Healthcare

The Fat Tax: How Much is Too Much?

By: Ryan Holland

A recent blog post in the Washington Post discussed the potential of Denmark’s new fat tax. The tax is about $6 per pound of saturated fat- the stuff of butter, red meat, cream, cheese, basically anything that’s deliciously greasy.

Certainly the tax will bring in some much-needed revenue, but will it actually change eating habits? Probably not. Spending on food is highly inelastic (since there are no substitutes for eating) and unhealthy foods, sadly, are usually the cheapest. If you assume that most people who consume unhealthy foods on a regular basis are doing so because they are minimizing costs, then the only way to change eating behavior is to tax fatty food until it is more expensive than fresher, healthier food.

Several studies mentioned in the article have confirmed that taxes on food have to be relatively high to change behavior. One study found that a tax on soda would have to be at least one cent per ounce to reduce consumption, which would mean a rate as high as 100 percent for generic brand 2-liters. Another found that a 50 percent tax on solid foods reduces consumption by only 3 percent.

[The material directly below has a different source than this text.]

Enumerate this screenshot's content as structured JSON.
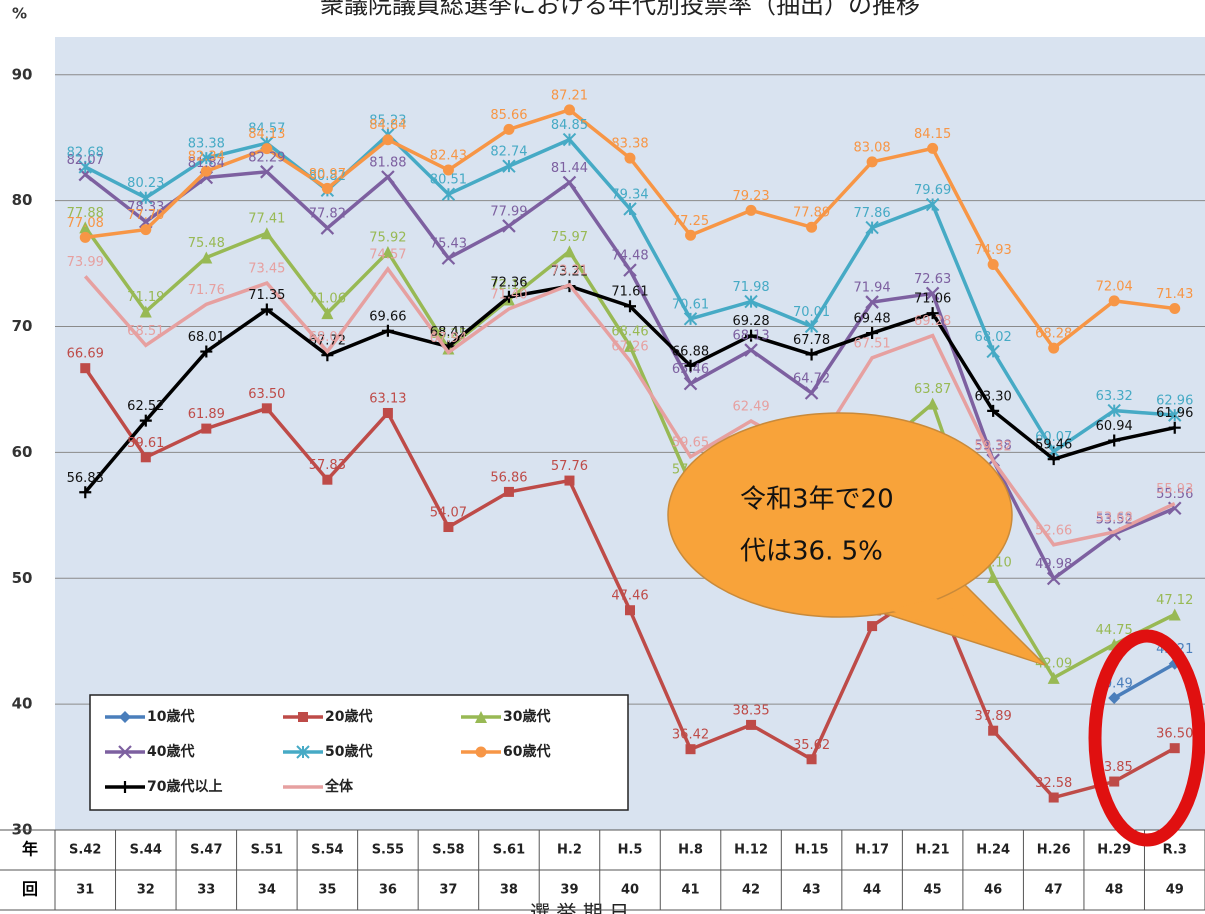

The main problem with such high taxes on unhealthy food is that it disproportionately affects lower class eaters. We know that poverty is positively correlated with unhealthy eating, but the elasticity of demand is less understood. If the poor eat fatty foods because they are cheapest, a high enough fat tax should change behavior. If on the other hand they eat poorly out of habit, taste preference, or culture, a fat tax may only be a regressive source of federal income.